Saturday, December 1, 2018

Birthday Review: Tooth and Claw, by Jo Walton

Tooth and Claw, by Jo Walton

A review by Rich Horton

My friend Jo Walton turns 54 today. We've known each other online since the halcyon days of the Usenet newsgroups rec.art.sf.written and rec.arts.sf.composition back in the late '90s, and in person since Chicon in 2012. Recently I was fortunate to visit her in her town, Montreal, when she hosted a wonderful convention, Scintillation. I was thrilled to able to follow her evolution from an aspiring writer to a published writer to a winner of multiple awards, and I've reprinted some of her short fiction in my Best of the Year volumes.

Besides her best known novels -- the Hugo winner Among Others, the scary alternate history Small Change trilogy, beginning with Farthing, about a fascist England at the time of the Second World War, and her philosophical Thessaly trilogy about a project to create a city based on Plato's Republic -- I really like two of her lesser known novels: the World Fantasy Award winner Tooth and Claw; and the Mythopoeic Award winner Lifelode. I haven't written about Lifelode, but here's what I wrote about Tooth and Claw some time ago.

Tooth and Claw, Jo Walton's latest novel, is something quite different than her first three -- it is a fantasy set in a world in which dragons are real. And its plot is based on Anthony Trollope -- specifically Framley Parsonage. With the details of dragon physiology and culture cleverly molded to fit the Trollopian view of Victorian England.
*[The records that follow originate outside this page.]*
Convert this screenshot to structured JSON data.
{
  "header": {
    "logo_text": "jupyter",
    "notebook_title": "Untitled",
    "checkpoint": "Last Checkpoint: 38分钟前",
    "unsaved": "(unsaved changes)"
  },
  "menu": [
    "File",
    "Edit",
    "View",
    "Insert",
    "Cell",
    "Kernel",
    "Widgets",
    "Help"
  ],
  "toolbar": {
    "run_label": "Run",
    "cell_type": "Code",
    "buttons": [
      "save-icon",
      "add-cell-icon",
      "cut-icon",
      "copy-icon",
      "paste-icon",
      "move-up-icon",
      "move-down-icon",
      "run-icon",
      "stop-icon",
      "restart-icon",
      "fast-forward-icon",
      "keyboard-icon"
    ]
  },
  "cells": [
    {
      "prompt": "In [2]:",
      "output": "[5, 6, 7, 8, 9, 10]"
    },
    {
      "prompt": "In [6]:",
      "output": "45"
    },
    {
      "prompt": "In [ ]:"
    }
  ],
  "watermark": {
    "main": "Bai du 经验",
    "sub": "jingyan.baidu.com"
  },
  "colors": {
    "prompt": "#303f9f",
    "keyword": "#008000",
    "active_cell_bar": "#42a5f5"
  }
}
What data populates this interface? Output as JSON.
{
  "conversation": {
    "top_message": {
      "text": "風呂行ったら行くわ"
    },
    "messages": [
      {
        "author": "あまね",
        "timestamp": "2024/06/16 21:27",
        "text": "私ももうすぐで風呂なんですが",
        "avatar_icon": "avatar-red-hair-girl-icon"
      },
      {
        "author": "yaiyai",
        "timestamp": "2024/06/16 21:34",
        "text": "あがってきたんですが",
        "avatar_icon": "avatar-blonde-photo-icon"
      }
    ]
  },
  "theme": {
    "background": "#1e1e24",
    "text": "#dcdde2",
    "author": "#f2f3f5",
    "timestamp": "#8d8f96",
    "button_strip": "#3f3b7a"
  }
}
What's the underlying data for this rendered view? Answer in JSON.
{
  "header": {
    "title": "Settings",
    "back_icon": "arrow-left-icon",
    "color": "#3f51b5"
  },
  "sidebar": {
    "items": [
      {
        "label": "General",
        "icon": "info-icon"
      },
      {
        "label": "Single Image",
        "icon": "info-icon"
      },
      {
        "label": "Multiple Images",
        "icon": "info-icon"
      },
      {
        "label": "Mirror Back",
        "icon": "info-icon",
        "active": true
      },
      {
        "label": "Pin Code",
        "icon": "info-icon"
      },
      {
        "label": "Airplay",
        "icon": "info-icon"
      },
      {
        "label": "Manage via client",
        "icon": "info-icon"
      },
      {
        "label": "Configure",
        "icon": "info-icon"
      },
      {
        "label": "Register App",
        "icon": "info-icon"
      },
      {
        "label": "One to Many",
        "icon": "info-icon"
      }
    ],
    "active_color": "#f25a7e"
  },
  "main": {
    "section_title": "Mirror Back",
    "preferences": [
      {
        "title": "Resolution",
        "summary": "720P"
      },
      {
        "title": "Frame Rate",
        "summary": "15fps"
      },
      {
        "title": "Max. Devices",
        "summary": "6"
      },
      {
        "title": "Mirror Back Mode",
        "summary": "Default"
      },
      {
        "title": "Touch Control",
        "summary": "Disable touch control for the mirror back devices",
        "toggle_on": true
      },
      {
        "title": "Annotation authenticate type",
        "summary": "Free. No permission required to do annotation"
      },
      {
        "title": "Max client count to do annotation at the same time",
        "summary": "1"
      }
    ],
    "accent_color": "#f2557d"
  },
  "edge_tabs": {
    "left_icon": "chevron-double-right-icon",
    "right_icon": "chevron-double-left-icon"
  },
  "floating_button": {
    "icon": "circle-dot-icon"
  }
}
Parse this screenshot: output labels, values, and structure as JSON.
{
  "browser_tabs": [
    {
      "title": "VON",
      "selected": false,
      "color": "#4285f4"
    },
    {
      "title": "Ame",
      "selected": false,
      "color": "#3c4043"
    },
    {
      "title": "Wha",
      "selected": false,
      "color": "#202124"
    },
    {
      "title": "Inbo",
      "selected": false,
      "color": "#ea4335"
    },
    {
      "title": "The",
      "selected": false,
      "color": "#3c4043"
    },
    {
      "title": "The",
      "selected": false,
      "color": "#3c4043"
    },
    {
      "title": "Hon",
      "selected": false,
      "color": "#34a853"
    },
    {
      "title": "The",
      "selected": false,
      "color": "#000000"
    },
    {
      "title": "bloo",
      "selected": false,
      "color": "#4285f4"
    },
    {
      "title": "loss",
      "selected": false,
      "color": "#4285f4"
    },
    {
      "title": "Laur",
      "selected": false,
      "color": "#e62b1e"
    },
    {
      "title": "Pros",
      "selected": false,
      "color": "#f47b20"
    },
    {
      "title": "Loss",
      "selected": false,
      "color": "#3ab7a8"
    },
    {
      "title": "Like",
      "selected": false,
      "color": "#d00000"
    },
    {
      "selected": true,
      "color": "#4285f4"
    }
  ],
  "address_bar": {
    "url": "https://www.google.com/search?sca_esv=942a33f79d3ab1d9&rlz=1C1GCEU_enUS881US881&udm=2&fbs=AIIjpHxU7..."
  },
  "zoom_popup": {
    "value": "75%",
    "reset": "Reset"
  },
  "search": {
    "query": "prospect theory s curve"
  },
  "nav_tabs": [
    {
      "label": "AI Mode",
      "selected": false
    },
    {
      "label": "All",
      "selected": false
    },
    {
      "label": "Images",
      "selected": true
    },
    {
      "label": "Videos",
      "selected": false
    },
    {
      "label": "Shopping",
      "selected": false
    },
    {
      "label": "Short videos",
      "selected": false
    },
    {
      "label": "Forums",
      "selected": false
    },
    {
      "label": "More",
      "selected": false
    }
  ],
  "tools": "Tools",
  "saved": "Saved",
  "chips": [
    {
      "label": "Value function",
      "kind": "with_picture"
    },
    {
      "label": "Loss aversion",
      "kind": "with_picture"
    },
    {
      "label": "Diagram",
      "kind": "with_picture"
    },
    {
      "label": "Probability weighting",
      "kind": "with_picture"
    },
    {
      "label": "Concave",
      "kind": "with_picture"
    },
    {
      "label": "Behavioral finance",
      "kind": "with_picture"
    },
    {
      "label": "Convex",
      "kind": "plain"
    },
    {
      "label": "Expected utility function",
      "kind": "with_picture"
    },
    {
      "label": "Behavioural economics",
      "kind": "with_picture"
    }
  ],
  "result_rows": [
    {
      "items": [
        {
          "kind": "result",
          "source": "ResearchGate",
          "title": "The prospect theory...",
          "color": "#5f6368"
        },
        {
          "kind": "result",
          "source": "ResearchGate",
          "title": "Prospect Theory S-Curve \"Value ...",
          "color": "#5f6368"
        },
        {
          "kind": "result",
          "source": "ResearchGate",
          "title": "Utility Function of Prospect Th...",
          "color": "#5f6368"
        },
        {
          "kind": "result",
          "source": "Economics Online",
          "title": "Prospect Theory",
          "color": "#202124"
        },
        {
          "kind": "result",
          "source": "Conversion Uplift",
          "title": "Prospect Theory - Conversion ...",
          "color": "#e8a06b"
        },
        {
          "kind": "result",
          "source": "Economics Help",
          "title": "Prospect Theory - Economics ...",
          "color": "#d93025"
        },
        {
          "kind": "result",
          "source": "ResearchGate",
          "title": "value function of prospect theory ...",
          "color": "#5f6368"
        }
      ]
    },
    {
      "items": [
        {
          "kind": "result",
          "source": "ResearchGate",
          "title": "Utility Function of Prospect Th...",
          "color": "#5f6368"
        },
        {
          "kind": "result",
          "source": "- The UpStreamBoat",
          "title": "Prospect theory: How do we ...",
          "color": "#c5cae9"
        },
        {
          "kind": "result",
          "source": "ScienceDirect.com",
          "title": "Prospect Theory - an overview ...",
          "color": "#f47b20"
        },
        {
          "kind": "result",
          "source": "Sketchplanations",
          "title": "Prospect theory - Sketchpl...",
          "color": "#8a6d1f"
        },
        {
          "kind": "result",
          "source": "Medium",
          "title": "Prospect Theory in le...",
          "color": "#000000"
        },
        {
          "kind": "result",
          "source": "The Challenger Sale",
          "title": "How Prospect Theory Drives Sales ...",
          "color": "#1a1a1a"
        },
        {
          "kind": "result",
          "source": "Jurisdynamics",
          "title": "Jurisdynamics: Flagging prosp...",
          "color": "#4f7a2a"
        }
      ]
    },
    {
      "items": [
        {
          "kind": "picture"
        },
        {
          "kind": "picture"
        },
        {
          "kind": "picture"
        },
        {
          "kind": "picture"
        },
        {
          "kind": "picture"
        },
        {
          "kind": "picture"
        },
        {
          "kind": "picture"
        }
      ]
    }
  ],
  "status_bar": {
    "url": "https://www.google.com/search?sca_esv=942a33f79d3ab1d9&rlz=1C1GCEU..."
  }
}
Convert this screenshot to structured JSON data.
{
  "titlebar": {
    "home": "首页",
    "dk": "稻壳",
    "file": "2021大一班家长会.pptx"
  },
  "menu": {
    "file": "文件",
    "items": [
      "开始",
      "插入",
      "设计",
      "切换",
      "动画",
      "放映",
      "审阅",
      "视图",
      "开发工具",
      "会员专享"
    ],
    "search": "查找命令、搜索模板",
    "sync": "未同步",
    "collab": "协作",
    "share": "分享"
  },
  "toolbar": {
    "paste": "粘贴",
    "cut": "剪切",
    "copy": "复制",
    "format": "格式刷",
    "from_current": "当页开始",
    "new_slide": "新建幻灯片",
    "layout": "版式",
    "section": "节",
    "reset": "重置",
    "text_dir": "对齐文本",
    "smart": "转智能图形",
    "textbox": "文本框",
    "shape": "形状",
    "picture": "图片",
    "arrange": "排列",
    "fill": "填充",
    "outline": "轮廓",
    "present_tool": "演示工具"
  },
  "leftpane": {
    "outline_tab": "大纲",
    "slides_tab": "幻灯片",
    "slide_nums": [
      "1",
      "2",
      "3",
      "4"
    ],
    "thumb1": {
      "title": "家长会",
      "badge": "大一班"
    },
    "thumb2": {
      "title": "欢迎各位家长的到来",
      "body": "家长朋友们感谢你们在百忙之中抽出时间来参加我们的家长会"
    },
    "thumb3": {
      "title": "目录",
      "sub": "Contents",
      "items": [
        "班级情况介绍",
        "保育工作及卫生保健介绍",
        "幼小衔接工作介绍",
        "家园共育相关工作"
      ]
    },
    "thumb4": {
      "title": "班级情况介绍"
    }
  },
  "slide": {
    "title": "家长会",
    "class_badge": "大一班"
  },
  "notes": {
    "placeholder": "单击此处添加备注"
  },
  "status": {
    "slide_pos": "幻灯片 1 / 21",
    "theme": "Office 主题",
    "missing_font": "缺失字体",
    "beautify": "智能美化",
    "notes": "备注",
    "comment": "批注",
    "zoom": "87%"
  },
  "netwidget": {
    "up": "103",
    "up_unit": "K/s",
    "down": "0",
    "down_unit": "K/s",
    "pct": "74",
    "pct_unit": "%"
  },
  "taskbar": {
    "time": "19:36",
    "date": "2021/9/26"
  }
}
One lack in Walton's first novels is wit, and any sense of lightness. To be sure the novels are all to an extent tragic in outlook. At the same time, though, Walton seems so immersed in her imagined world that she doesn't want to play with it at all -- the books are quite earnest in tone, often a bit too earnest, or even ponderous. But those who are familiar with Jo's Usenet postings (though alas of late she has abandoned Usenet for the Livejournal world) know that she can be very witty. (See her "Calamity Jane Austin" page for example.) Tooth and Claw, happily, is abundantly witty.

The novel opens as the old dragon Bon Agornin is dying. His son Penn, a clergydragon, hears his confession -- which is controversial according to Penn's religion. (It harks of the Old Religion -- setting up a conflict analogous to Victorian Era attitudes of Anglicanism towards Catholicism (and possibly a bit towards Methodism and other dissenting sects).) Bon's confession includes a shameful secret about his rise from a poor dragon to wealth and relative social standing. Then Bon dies, and his body is divided according to tradition, with his heirs each eating a portion. It seems that dragon meat is magically useful to dragons, allowing them to grow and thrive. However, against Bon's apparent wishes, his son-in-law, the Illustrious Daverak (equivalent to perhaps an Earl?), takes a large portion for himself and for his dragonets. This enrages Penn and his younger sisters and brother, and sets in play the main motivating force of the plot -- a lawsuit that Penn's brother will bring against Daverak.

Bon Agornin's children are the already mentioned Penn, Daverak's wife Berend, another son, Avan, who is establishing himself a position in the Civil Service, and two maiden daughters, Selendra and Haner. Penn has a living with a very high ranking dragon family, the Benandis. He is able to take in one sister, Selendra; but Haner must go live with the unpleasant Daverak. Daverak's bad nature consists of such things as abusing his traditional right to cull weaker dragons (for their meat), forcing his wife to get pregnant too often -- which can fatally weaken a female dragon, and mistreating his servants. This then is Haner's problem. Selendra's conflict is that her virtue is compromised by an oily clergydragon -- leaving it possible that she will not be able to get pregnant. Then it seems that the young Exalted Benandi (a Marquis?) is falling for her -- very much against the wishes of his stuck-up dowager mother. And Avan, back in the capitol city, has a live-in lover who has a couple of important and dangerous secrets of her own.

It all works out with the precision unwinding of the plot of a Victorian novel -- and in quite satisfying fashion. The real delights of the novel are the affectionately portrayed characters, the great fun Walton has mapping dragon physiology to her plot needs, and the wit. And small things like the offhand revelation of the origin of the name Yarge, which applies to the soft-skinned bipeds with whom the dragons have historically warred. I enjoyed Tooth and Claw as much as any novel I've read recently. It won the World Fantasy Award -- an award I am happy to endorse.